Von Matthias Bosenick (07.06.2017)
Da knüpft das Synthiepopduo doch tatsächlich endlich an sein eigentliches Meisterwerk an, 22 Jahre später, am selbstbetitelten Album, das den Blick vom Club löste, von den Charts gar, und beinahe experimentell für Erasure neue Songstrukturen auslotete, inklusive zweier Gastbeiträge von Diamanda Galás. Ganz so ausufernd ist „World Be Gone“ zwar nicht geworden, aber so reflektiert, nach innen gewandt, mutig. Es ist tatsächlich das beste Erasure-Album seit 1995.
Die Sounds, die Vince Clarke synthetisch erzeugt, verweigern den schieren Effekt, sie tragen den Song. Und Andy Bell singt wie ein Chorknabe, er stimmt so manchen Gospel an. Die beiden öffnen Räume inmitten ihrer Lieder, sie laden zum Abtauchen ein, zur Meditation, und sie vermeiden den Kitsch dabei und die zwischendurch bisweilen recht cheesig ausgefallenen Töne. Lediglich „Oh What A World“ hat mit den schleppenden industriellen Beats eine moderne, nachdrückliche Grundstruktur, der Rauswerfer „Just A Little Love“ versucht sich unpeinlich am Achtziger-Uptempo, der Rest ist im Sinne des Synthiepops wunderbar zeitlos.
Nicht nur den Kitsch vermeiden sie, zuletzt versuchten Erasure zu häufig, wechselnd bis gleichzeitig an alte Strukturen oder an gegenwärtige Clubsounds anzuknüpfen, und beides stand ihnen nicht so richtig gut. Natürlich hatte jedes Album gute Songs, aber ein komplett gutes gab es nicht mehr. Sieht man von den Remix-Compilations sowie den überraschend großartigen Akustik-Country-Versionen ihrer eigenen Songs auf „Union Street“ ab. Und gute Songs, die hatten Erasure in den Achtzigern zuhauf, beinahe jede Single war ein Hit und das auch zu Recht. In der charakterlosen Eurodance-Hochphase Anfang der Neunziger punkteten sie mit dem zurückgenommenen Hit „Always“, dann kam schon das begnadete „Erasure“. Wem auch immer sie hernach Erwartungen erfüllen wollten: Davon befreiten sie sich jetzt endlich.

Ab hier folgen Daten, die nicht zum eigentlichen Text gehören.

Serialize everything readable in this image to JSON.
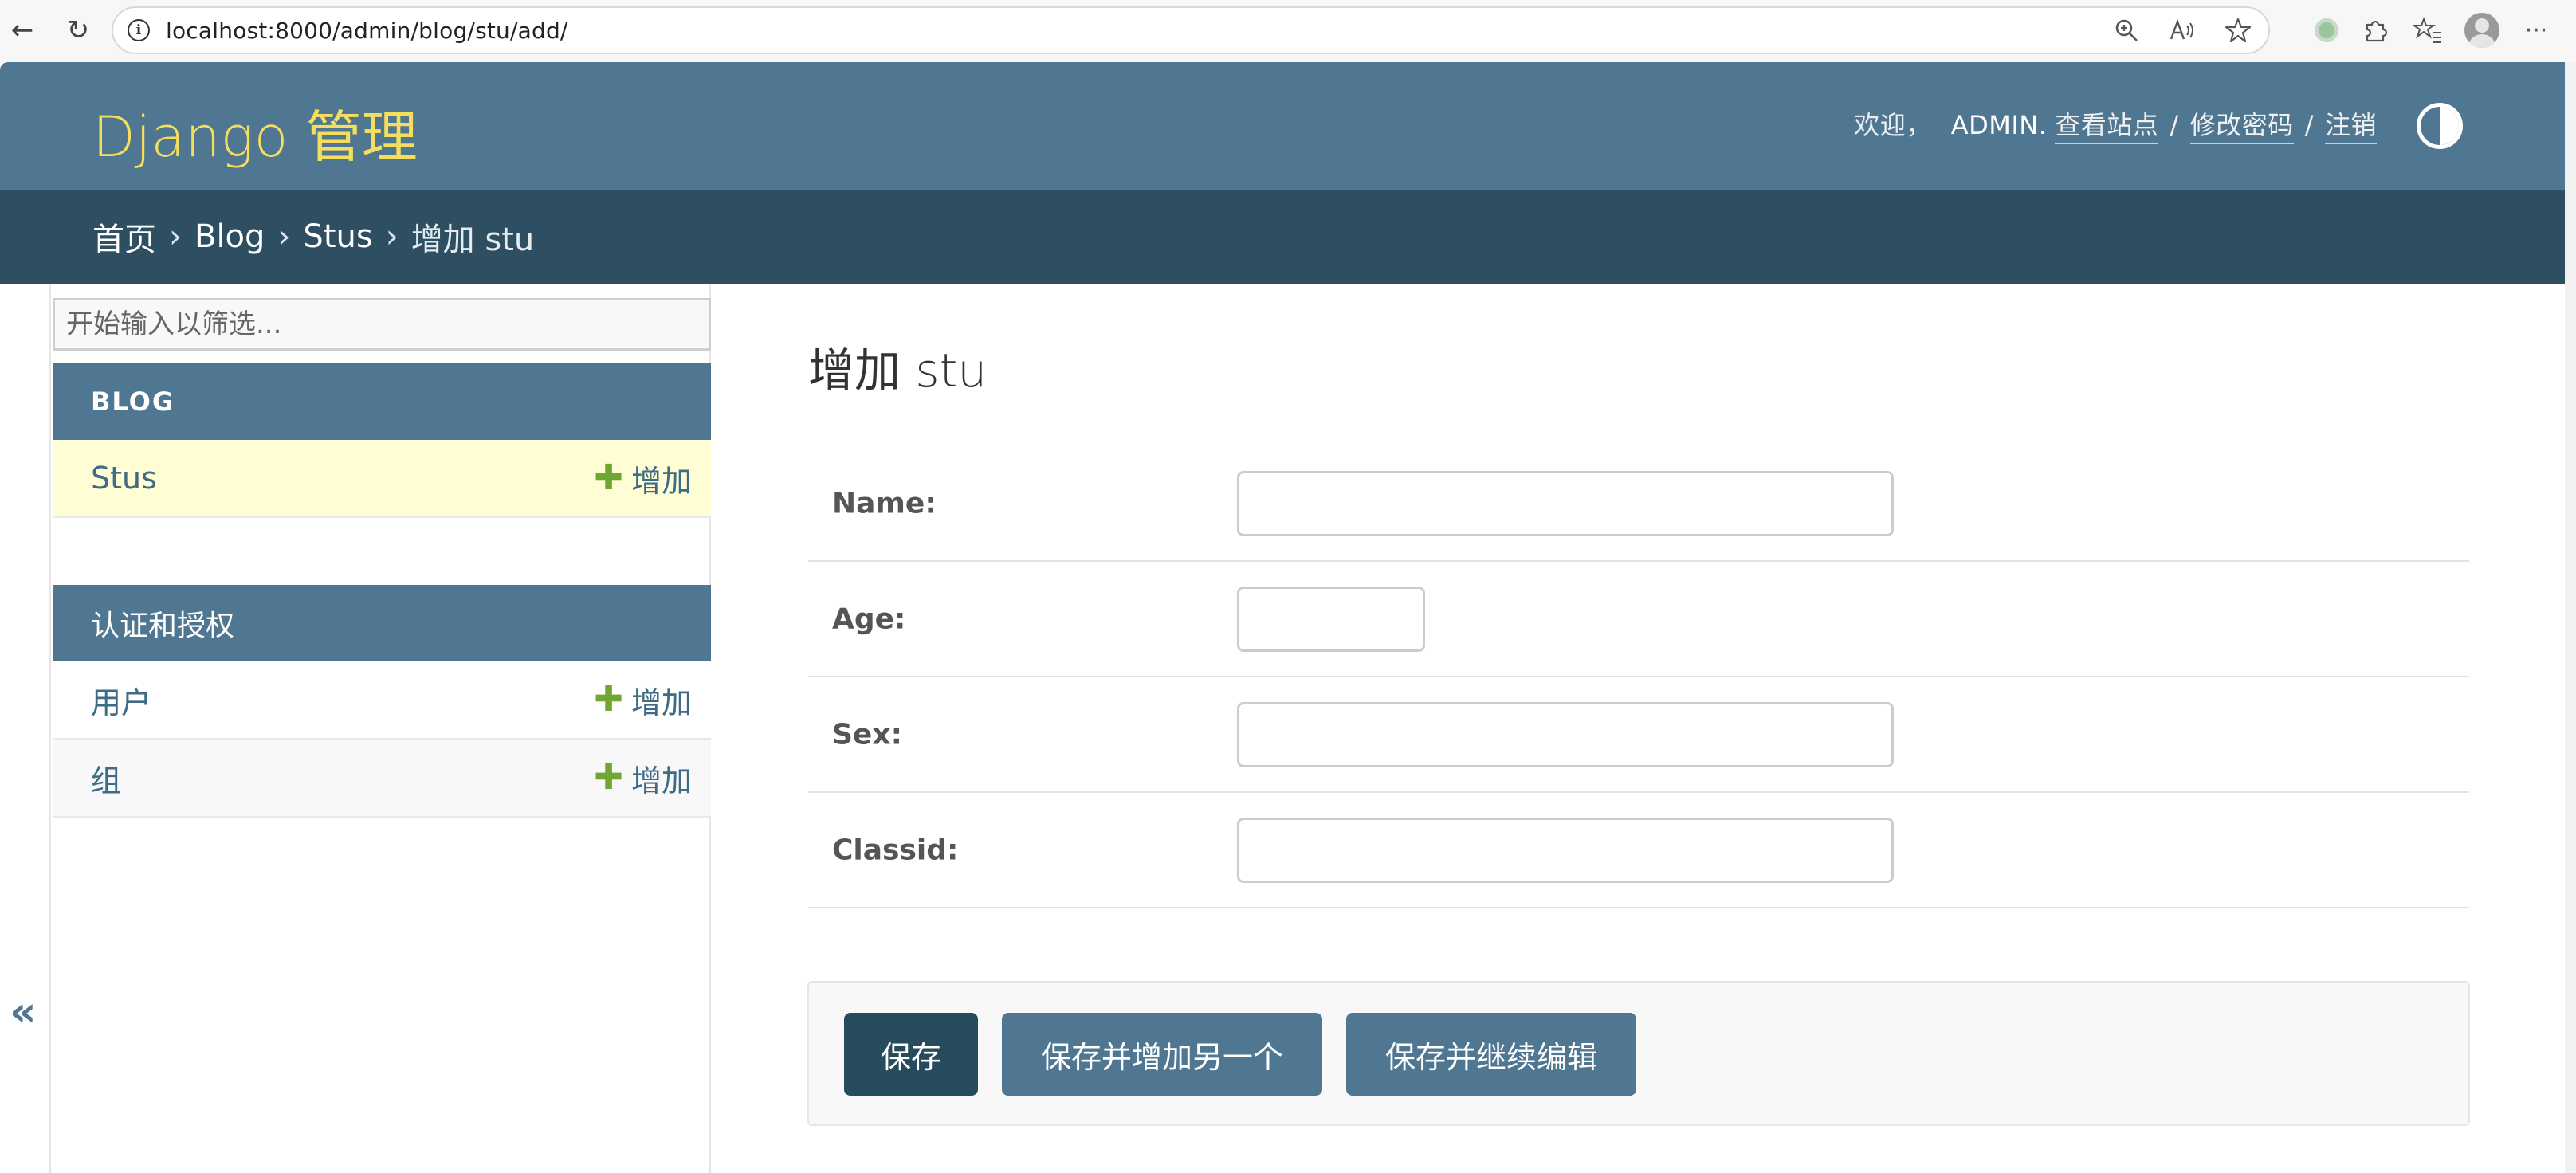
{
  "browser": {
    "url": "localhost:8000/admin/blog/stu/add/",
    "info_glyph": "i",
    "back_glyph": "←",
    "reload_glyph": "↻",
    "menu_glyph": "···"
  },
  "header": {
    "branding": "Django 管理",
    "welcome": "欢迎，",
    "username": "ADMIN.",
    "view_site": "查看站点",
    "change_password": "修改密码",
    "logout": "注销",
    "separator": "/"
  },
  "breadcrumbs": {
    "home": "首页",
    "app": "Blog",
    "model": "Stus",
    "current": "增加 stu",
    "separator": "›"
  },
  "sidebar": {
    "filter_placeholder": "开始输入以筛选...",
    "apps": [
      {
        "name": "BLOG",
        "models": [
          {
            "name": "Stus",
            "add_label": "增加",
            "current": true
          }
        ]
      },
      {
        "name": "认证和授权",
        "models": [
          {
            "name": "用户",
            "add_label": "增加"
          },
          {
            "name": "组",
            "add_label": "增加"
          }
        ]
      }
    ],
    "collapse_glyph": "«",
    "plus_glyph": "✚"
  },
  "content": {
    "title": "增加 stu",
    "fields": [
      {
        "label": "Name:",
        "value": ""
      },
      {
        "label": "Age:",
        "value": ""
      },
      {
        "label": "Sex:",
        "value": ""
      },
      {
        "label": "Classid:",
        "value": ""
      }
    ],
    "buttons": {
      "save": "保存",
      "save_add_another": "保存并增加另一个",
      "save_continue": "保存并继续编辑"
    }
  },
  "colors": {
    "header_bg": "#4f7791",
    "breadcrumb_bg": "#2e4f61",
    "branding": "#f5dd5d",
    "current_row_bg": "#fffdd4",
    "add_icon": "#70a731",
    "link": "#3e6b85",
    "save_button": "#264b5d"
  }
}
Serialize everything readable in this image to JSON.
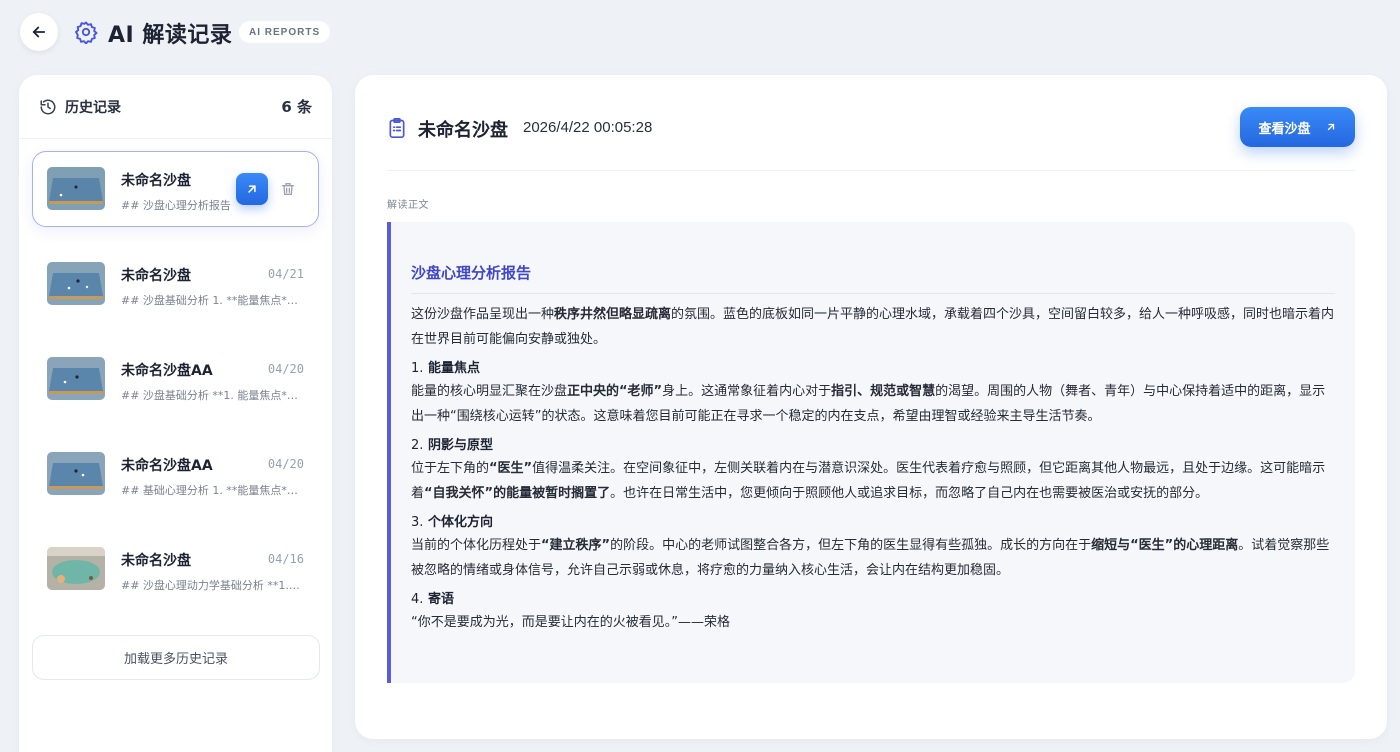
{
  "header": {
    "title": "AI 解读记录",
    "badge": "AI REPORTS"
  },
  "sidebar": {
    "title": "历史记录",
    "count": "6 条",
    "items": [
      {
        "title": "未命名沙盘",
        "date": "",
        "snippet": "## 沙盘心理分析报告",
        "active": true
      },
      {
        "title": "未命名沙盘",
        "date": "04/21",
        "snippet": "## 沙盘基础分析 1. **能量焦点**..."
      },
      {
        "title": "未命名沙盘AA",
        "date": "04/20",
        "snippet": "## 沙盘基础分析 **1. 能量焦点**..."
      },
      {
        "title": "未命名沙盘AA",
        "date": "04/20",
        "snippet": "## 基础心理分析 1. **能量焦点**..."
      },
      {
        "title": "未命名沙盘",
        "date": "04/16",
        "snippet": "## 沙盘心理动力学基础分析 **1. ..."
      }
    ],
    "load_more": "加载更多历史记录"
  },
  "main": {
    "title": "未命名沙盘",
    "timestamp": "2026/4/22 00:05:28",
    "view_button": "查看沙盘",
    "section_label": "解读正文",
    "report": {
      "heading": "沙盘心理分析报告",
      "intro": [
        "这份沙盘作品呈现出一种",
        "秩序井然但略显疏离",
        "的氛围。蓝色的底板如同一片平静的心理水域，承载着四个沙具，空间留白较多，给人一种呼吸感，同时也暗示着内在世界目前可能偏向安静或独处。"
      ],
      "sections": [
        {
          "num": "1.",
          "title": "能量焦点",
          "parts": [
            "能量的核心明显汇聚在沙盘",
            "正中央的“老师”",
            "身上。这通常象征着内心对于",
            "指引、规范或智慧",
            "的渴望。周围的人物（舞者、青年）与中心保持着适中的距离，显示出一种“围绕核心运转”的状态。这意味着您目前可能正在寻求一个稳定的内在支点，希望由理智或经验来主导生活节奏。"
          ]
        },
        {
          "num": "2.",
          "title": "阴影与原型",
          "parts": [
            "位于左下角的",
            "“医生”",
            "值得温柔关注。在空间象征中，左侧关联着内在与潜意识深处。医生代表着疗愈与照顾，但它距离其他人物最远，且处于边缘。这可能暗示着",
            "“自我关怀”的能量被暂时搁置了",
            "。也许在日常生活中，您更倾向于照顾他人或追求目标，而忽略了自己内在也需要被医治或安抚的部分。"
          ]
        },
        {
          "num": "3.",
          "title": "个体化方向",
          "parts": [
            "当前的个体化历程处于",
            "“建立秩序”",
            "的阶段。中心的老师试图整合各方，但左下角的医生显得有些孤独。成长的方向在于",
            "缩短与“医生”的心理距离",
            "。试着觉察那些被忽略的情绪或身体信号，允许自己示弱或休息，将疗愈的力量纳入核心生活，会让内在结构更加稳固。"
          ]
        },
        {
          "num": "4.",
          "title": "寄语",
          "parts": [
            "“你不是要成为光，而是要让内在的火被看见。”——荣格"
          ]
        }
      ]
    }
  },
  "colors": {
    "accent_blue": "#2a74e8",
    "report_heading": "#4047c8",
    "report_border": "#5b5be0"
  }
}
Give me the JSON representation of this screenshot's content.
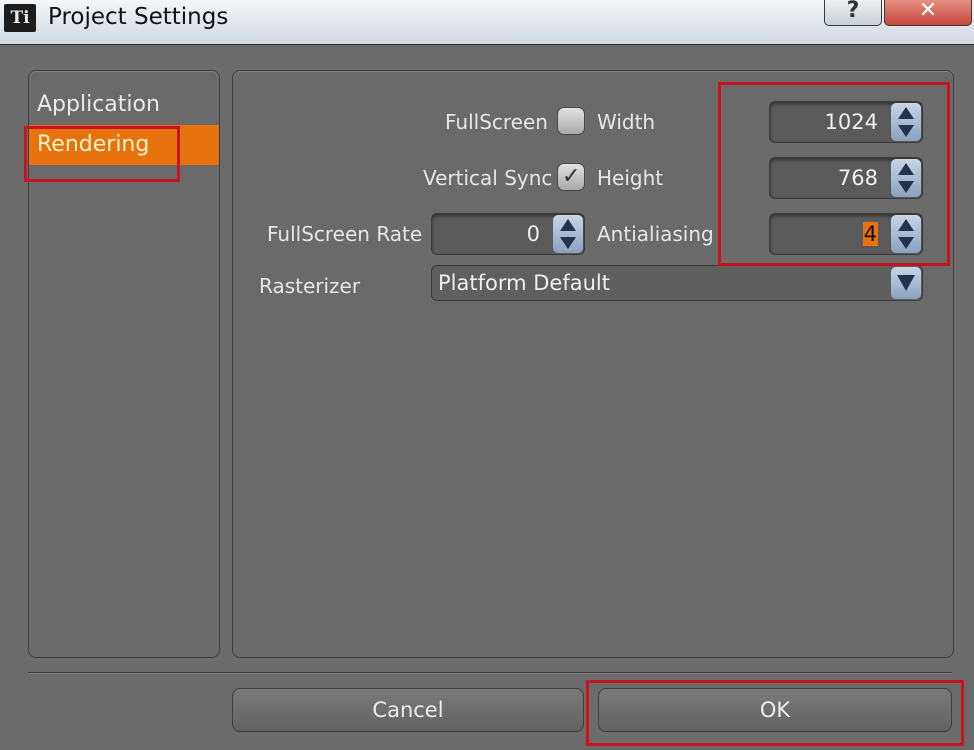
{
  "window": {
    "icon_text": "Ti",
    "title": "Project Settings",
    "help_label": "?",
    "close_label": "✕"
  },
  "sidebar": {
    "items": [
      {
        "label": "Application",
        "active": false
      },
      {
        "label": "Rendering",
        "active": true
      }
    ]
  },
  "rendering": {
    "fullscreen": {
      "label": "FullScreen",
      "checked": false
    },
    "vertical_sync": {
      "label": "Vertical Sync",
      "checked": true,
      "check_glyph": "✓"
    },
    "fullscreen_rate": {
      "label": "FullScreen Rate",
      "value": "0"
    },
    "width": {
      "label": "Width",
      "value": "1024"
    },
    "height": {
      "label": "Height",
      "value": "768"
    },
    "antialiasing": {
      "label": "Antialiasing",
      "value": "4"
    },
    "rasterizer": {
      "label": "Rasterizer",
      "value": "Platform Default"
    }
  },
  "buttons": {
    "cancel": "Cancel",
    "ok": "OK"
  },
  "colors": {
    "accent": "#e8730e",
    "highlight_box": "#c8141e",
    "panel": "#6a6a6a"
  }
}
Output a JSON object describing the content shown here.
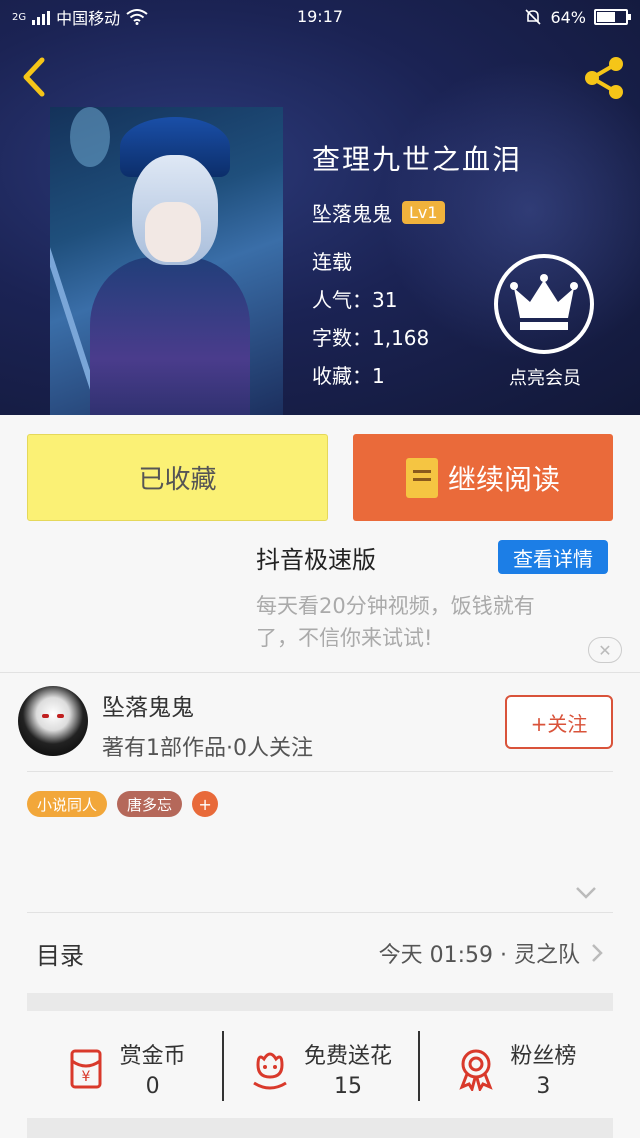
{
  "status_bar": {
    "carrier": "中国移动",
    "network": "2G",
    "time": "19:17",
    "battery": "64%",
    "battery_level": 0.64
  },
  "book": {
    "title": "查理九世之血泪",
    "author": "坠落鬼鬼",
    "author_level": "Lv1",
    "status": "连载",
    "popularity_label": "人气：",
    "popularity": "31",
    "words_label": "字数：",
    "words": "1,168",
    "favorites_label": "收藏：",
    "favorites": "1",
    "vip_label": "点亮会员"
  },
  "actions": {
    "collected_label": "已收藏",
    "continue_label": "继续阅读"
  },
  "ad": {
    "title": "抖音极速版",
    "button": "查看详情",
    "line1": "每天看20分钟视频，饭钱就有",
    "line2": "了，不信你来试试!",
    "close": "✕"
  },
  "author_card": {
    "name": "坠落鬼鬼",
    "stats": "著有1部作品·0人关注",
    "follow_label": "+关注"
  },
  "tags": [
    {
      "label": "小说同人"
    },
    {
      "label": "唐多忘"
    },
    {
      "label": "+"
    }
  ],
  "catalog": {
    "label": "目录",
    "update": "今天 01:59 · 灵之队"
  },
  "stats": [
    {
      "label": "赏金币",
      "value": "0",
      "icon": "red-envelope-icon"
    },
    {
      "label": "免费送花",
      "value": "15",
      "icon": "flower-icon"
    },
    {
      "label": "粉丝榜",
      "value": "3",
      "icon": "medal-icon"
    }
  ],
  "colors": {
    "accent_orange": "#ea6a3a",
    "collected_yellow": "#fbf175",
    "ad_blue": "#1c7ee6",
    "level_badge": "#f0b23c",
    "follow_red": "#d9533a"
  }
}
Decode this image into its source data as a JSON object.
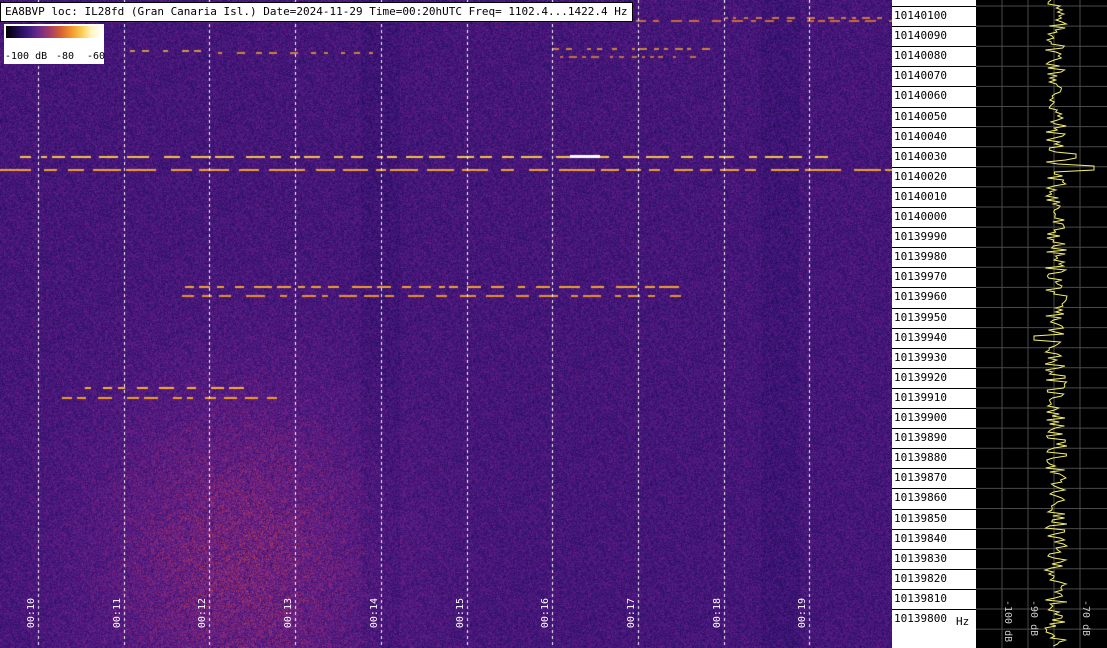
{
  "header": {
    "text": "EA8BVP loc: IL28fd (Gran Canaria Isl.) Date=2024-11-29 Time=00:20hUTC Freq= 1102.4...1422.4 Hz"
  },
  "legend": {
    "labels": [
      "-100 dB",
      "-80",
      "-60"
    ],
    "color_low": "#000000",
    "color_high": "#ffffff"
  },
  "time_axis": {
    "ticks": [
      "00:10",
      "00:11",
      "00:12",
      "00:13",
      "00:14",
      "00:15",
      "00:16",
      "00:17",
      "00:18",
      "00:19"
    ]
  },
  "freq_axis": {
    "labels": [
      "10140100",
      "10140090",
      "10140080",
      "10140070",
      "10140060",
      "10140050",
      "10140040",
      "10140030",
      "10140020",
      "10140010",
      "10140000",
      "10139990",
      "10139980",
      "10139970",
      "10139960",
      "10139950",
      "10139940",
      "10139930",
      "10139920",
      "10139910",
      "10139900",
      "10139890",
      "10139880",
      "10139870",
      "10139860",
      "10139850",
      "10139840",
      "10139830",
      "10139820",
      "10139810",
      "10139800"
    ],
    "unit": "Hz"
  },
  "spectrum_panel": {
    "labels": [
      "-100 dB",
      "-90 dB",
      "-70 dB"
    ],
    "trace_color": "#f5f06a",
    "background": "#000000"
  }
}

„World Be Gone“ ist, wie der Vorgänger „The Violet Flame“, das Ergebnis einer Pledge-Kampagne. Jeder Pledger steht im Booklet (der Rezensent auch), und doch gibt es, wie bei der Aktion davor, eine Remix-Bonus-CD-Variante, die man nicht via Pledge ordern konnte. Das ist unfair, schmälert aber nicht den Genuss am Hauptwerk. Das wird sicherlich kein Chartserfolg werden, so wenig, wie es die zehn Alben davor waren, aber wer Ohren hat zu hören, der höre und freue sich.